Cost of drugs skyrockets, as patients result to local herbs
…Experts worry, propose urgent solutions…
…..Patients lament, skip medications…
In Nigeria, falling sick can be challenging in normal times but seeking treatment is currently a double blow as the financial implication has become increasingly unbearable for many Nigerians.
The cost of basic drugs, such as antibiotics, analgesics, anti-diabetics, and key medications for chronic conditions, has doubled, tripled, or even quadrupled in some instances, leaving many patients struggling to access the healthcare they desperately need.
The alarming rise in drug prices, its impact on healthcare access, and the urgent need for solutions have become overriding to ensure that falling sick does not become a financial death sentence.
Among factors contributing to the increase in drug prices are rising production costs, delays in global supply chains and local supply challenges, as well as the declining value of the naira.
Hardest hit by the exponential surge in prices of drugs are the poor, notably those on the minimum wage and below, those without steady sources of income, and particularly those without reliable health insurance.
Findings from a recent survey by SB Morgen showed that over the last four years, the prices of different categories of paracetamol-based analgesics, common cold medicines, such as Actifed, and antibiotics, and antimalarials, rose dramatically.
The report found out that between 2022 and 2023, Ampiclox and Amoxil recorded 340 per cent and over 400 per cent increases respectively, while antimalarials such as Lonart DS recorded cost and selling price increases of 110 per cent and 92.3 per cent respectively between 2019 and 2023.

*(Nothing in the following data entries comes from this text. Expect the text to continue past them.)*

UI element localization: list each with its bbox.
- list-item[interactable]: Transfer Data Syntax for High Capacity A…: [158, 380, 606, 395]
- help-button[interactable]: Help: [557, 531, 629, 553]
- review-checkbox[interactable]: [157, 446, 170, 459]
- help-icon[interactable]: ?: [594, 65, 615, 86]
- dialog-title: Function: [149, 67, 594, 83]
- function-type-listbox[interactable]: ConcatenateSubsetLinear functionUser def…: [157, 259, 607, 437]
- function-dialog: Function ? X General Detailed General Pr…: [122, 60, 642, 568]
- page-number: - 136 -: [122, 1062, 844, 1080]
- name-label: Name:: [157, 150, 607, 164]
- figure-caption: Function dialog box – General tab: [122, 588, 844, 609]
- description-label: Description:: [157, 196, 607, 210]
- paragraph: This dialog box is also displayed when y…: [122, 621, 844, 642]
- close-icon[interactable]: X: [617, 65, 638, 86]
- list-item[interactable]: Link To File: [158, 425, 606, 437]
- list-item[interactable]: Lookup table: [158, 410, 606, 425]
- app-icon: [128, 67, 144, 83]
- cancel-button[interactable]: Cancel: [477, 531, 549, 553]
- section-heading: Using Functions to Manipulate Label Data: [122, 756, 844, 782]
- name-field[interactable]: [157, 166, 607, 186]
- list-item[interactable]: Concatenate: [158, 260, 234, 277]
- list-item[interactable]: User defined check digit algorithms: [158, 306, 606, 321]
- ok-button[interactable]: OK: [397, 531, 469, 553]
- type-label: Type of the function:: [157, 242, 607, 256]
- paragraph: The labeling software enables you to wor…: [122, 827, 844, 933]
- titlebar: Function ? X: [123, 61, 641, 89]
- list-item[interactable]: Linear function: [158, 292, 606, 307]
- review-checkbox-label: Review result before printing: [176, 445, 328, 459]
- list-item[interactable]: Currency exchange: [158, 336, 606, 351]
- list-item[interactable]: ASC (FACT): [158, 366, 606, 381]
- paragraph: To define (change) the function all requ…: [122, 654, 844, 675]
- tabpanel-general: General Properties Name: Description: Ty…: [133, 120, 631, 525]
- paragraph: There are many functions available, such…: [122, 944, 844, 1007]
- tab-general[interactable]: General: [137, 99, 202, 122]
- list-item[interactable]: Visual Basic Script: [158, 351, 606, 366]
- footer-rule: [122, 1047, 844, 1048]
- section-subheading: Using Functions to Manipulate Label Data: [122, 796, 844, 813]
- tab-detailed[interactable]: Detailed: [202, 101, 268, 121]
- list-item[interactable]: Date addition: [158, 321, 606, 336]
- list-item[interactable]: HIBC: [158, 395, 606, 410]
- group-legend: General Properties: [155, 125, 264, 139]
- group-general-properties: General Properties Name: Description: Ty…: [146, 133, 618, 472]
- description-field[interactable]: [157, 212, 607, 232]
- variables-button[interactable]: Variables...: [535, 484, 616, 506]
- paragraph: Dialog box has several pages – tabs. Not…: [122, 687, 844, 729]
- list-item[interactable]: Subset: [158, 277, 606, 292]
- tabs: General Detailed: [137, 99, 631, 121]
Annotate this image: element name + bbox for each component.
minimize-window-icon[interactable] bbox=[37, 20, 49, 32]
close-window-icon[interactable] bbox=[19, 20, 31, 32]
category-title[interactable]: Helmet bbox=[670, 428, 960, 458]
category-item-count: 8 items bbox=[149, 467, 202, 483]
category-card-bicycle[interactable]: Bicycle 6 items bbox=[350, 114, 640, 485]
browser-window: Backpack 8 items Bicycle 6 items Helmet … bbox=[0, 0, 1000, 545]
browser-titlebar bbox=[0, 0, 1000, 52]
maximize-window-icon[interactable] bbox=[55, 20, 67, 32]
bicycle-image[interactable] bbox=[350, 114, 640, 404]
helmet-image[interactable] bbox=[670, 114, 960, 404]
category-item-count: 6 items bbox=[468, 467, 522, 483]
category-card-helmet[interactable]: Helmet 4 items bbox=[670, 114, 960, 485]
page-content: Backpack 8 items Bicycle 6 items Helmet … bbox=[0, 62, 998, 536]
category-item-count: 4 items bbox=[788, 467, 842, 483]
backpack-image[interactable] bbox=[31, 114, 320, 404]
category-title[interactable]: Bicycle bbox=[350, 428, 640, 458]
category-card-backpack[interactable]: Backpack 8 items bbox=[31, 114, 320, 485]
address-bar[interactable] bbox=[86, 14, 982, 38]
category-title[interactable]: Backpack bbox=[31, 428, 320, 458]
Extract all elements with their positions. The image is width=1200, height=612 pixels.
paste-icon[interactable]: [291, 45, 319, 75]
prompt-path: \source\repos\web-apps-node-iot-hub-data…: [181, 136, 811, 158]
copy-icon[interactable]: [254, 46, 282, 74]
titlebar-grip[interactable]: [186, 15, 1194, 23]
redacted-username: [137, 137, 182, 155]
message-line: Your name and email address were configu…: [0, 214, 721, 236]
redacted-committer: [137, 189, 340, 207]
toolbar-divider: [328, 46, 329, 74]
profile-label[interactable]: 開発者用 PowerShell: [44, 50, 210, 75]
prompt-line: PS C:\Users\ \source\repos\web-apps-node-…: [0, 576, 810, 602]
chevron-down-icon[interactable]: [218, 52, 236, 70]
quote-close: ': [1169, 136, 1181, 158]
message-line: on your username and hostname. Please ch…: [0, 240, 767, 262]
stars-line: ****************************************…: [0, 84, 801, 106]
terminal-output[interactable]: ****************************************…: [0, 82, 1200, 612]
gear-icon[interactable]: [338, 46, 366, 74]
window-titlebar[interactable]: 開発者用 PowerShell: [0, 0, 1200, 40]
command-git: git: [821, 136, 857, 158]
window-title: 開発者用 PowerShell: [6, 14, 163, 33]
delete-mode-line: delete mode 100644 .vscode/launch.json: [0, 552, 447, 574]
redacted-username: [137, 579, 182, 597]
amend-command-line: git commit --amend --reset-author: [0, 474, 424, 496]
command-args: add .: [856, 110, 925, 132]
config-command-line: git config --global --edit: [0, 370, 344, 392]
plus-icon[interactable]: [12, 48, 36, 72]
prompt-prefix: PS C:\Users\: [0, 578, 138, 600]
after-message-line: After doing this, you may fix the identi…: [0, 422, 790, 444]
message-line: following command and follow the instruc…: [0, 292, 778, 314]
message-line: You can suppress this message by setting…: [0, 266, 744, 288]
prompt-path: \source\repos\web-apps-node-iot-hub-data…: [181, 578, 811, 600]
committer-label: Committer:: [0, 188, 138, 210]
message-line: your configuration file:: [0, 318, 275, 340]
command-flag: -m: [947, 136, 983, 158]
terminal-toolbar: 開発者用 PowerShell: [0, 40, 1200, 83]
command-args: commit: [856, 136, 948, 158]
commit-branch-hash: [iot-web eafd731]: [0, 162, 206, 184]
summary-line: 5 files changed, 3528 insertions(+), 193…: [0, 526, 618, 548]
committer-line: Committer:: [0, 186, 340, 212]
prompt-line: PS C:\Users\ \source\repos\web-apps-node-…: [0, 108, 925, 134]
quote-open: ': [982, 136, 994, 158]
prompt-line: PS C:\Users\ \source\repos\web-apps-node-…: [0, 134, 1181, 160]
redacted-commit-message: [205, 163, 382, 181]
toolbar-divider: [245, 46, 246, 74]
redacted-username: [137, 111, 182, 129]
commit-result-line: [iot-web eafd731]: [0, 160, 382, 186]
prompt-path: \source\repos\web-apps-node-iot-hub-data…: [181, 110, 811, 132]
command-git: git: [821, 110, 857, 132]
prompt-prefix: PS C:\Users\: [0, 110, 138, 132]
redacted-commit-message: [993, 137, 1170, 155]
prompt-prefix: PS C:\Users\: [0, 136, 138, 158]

From investigation, the prices of all routine drugs in Nigeria have gone up astronomically. The most affected categories include genuine antibiotics, analgesics, anti-malarials and a number of prescription and specialized drugs.
A random check of prices in some pharmacies and in the open market in Lagos revealed that prices of all the popular genuine brands of antibiotics, including Ciprofloxaxin, Azithromycin, Amoxil, Ampiclox and Augmentin, have gone up by 50 – 150 per cent since the beginning of the new year.
Statistics from the World Health Organisation, WHO, backed by the Nigeria Association of Psychiatrists, reveal that an estimated 20 per cent of Nigerians suffer from mental health issues, but access to treatment is severely limited.
The consequences of the price hike are serious, with many Nigerians skipping doses, rationing medication, or even abandoning treatment altogether due to the prohibitive costs, as patients are now seen patronizing herbal sellers to treat themselves because of high cost of drugs.
Experts say the consequences of this development could be devastating and could lead to undesirable complications, delayed diagnoses, and even preventable deaths.
The lack of insurance coverage is also there. Most health insurance plans in Nigeria do not cover chronic ailments comprehensively. So in most cases, the patient has to pay out of pocket.
Expressing concern for the well-being of Nigerians, health watchers are calling for urgent action to address the issue of high drug prices, even as they urge the government to prioritise healthcare accessibility, intervene in implementing price controls, support local drug production, and strengthen public healthcare infrastructure.
Among solutions proposed include improving access to affordable health insurance, encouraging the use of safe and effective generic drugs to reduce costs, educating communities about the issue and advocating policy changes.